« Nous sommes d’accord sur l’application des accords de Maputo, mais c’est la façon d’y procéder qui diffère » a déclaré Andry Rajoelina sur LCI ce lundi 1er févier 2010. Le président de la Haute Autorité de la Transition (HAT) a ainsi montré à la France, et à toute la population malgache, surtout les tananariviens, que la HAT est encore prête à respecter les accords signés ensemble par les quatre mouvances. Car cette interview sur LCI a été transmise en direct sur la télévision de l’homme fort de Madagascar, sur la chaîne VIVA.
Ainsi, le président de la HAT ne rejette pas la création d’un gouvernement de consensus selon ses dires, mais c’est sa vision du plan à suivre qui s’oppose à celle des trois autres mouvances. Pour Andry Rajoelina, il faut élire des députés. Ce sont ces députés qui vont former le gouvernement de consensus, tout en concevant la constitution de la 4e République. Mais les députés élus durant la transition seront reconduits dans la 4e République.
Toute tentative de la médiation internationale a échoué sur la répartition des postes ministériels entre les quatre mouvances, malgré la désignation d’un premier ministre de consensus en la personne de Mangalaza Eugène Régis. Une situation d’impasse aggravée par la création des postes de co-présidents de la transition, suivie de l’adoption de l’accord de Maputo III, signé par les seules trois mouvances Didier Ratsiraka, Marc Ravalomanana et Zafy Albert.
Dans une interview à l’hebdomadaire français L’Express, Andry Rajoelina a exclu cependant de rétablir dans ses fonctions avant les élections le Premier ministre « de consensus » Eugène Mangalaza. Il a proposé plutôt la mise en place d’un Conseil supérieur de contrôle de la transition doté d’attributions législatives et où les trois mouvances seraient majoritaires.
Glissement des discussions
Actuellement, les thèmes des discussions semblent avoir changé. Progressivement on ne transige plus comme auparavant sur l’application stricte des accords de Maputo. On souhaite toutefois une transition consensuelle et inclusive. Mais de plus en plus on parle d’élection, thème qui est aujourd’hui au centre des discussions
Le parti TIM a déclaré officiellement ce mardi 2 février 2010, par la voie de son porte parole, Raharinaivo Andrianatoandro, que le parti fondé par l’ancien président Marc Ravalomanana est d’accord sur la tenue d’une élection à Madagascar. C’est pour cette raison qu’il a envoyé des observateurs à la conférence organisée par la Médiature au Centre de conférence international à Ivato, ce mardi 2 février 2010.
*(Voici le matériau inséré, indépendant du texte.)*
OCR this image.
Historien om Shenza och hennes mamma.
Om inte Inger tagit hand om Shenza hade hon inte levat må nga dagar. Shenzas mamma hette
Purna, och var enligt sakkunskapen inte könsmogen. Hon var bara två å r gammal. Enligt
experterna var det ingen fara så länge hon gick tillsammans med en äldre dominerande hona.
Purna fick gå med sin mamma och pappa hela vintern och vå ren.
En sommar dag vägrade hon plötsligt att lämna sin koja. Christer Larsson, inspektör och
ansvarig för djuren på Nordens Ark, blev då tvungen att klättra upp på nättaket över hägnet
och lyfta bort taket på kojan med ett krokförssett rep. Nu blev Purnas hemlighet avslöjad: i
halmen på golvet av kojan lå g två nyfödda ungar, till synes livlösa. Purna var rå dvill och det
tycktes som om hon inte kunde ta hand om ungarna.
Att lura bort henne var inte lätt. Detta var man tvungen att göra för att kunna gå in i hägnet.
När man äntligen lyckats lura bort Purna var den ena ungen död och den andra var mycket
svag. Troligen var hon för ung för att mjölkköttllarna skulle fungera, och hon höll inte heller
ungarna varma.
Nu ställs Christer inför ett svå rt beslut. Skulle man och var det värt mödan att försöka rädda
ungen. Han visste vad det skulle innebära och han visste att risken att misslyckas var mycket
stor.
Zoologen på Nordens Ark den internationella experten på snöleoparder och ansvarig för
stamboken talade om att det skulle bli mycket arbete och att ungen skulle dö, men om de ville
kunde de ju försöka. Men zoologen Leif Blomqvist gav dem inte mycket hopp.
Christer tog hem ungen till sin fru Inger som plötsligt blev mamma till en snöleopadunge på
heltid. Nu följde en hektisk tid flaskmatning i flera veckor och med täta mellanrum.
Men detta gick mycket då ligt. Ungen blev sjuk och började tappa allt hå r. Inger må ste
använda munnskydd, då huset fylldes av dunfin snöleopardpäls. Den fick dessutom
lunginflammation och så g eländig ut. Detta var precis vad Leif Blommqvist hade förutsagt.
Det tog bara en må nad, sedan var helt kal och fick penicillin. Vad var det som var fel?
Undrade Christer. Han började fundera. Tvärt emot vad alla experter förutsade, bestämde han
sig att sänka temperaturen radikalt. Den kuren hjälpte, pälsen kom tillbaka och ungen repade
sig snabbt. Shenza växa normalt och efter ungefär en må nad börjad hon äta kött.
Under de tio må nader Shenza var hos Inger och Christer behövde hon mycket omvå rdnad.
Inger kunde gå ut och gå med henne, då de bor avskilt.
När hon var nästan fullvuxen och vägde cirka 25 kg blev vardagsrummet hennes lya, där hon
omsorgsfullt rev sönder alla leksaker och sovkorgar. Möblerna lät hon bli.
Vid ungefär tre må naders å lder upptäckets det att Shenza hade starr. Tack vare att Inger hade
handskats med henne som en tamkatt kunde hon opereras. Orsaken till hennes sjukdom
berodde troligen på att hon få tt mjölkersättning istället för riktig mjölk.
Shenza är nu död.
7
Fetison Rakoto Andrianirina, porte parole de la mouvance Ravalomanana, quant à lui organise ce 4 et 5 févier 2010, une conférence débat, pour trouver une solution à l’impasse que traverse actuellement la résolution de la crise politique à Madagascar. Cette conférence n’écarte aucune solution, même celle qui sanctionne les quatre mouvances ensemble. Fetison Rakoto Andrianirina n’a pas demandé l’aval du chef de sa mouvance, Marc Ravalomanana, pour cette conférence débat. Mais le parti TIM participera à cette conférence selon toujours son porte parole. D’ailleurs, c’est ce dernier, l’ancien député d’Ambohidratrimo Raharinaivo Andrianatoandro qui représentera le parti TIM.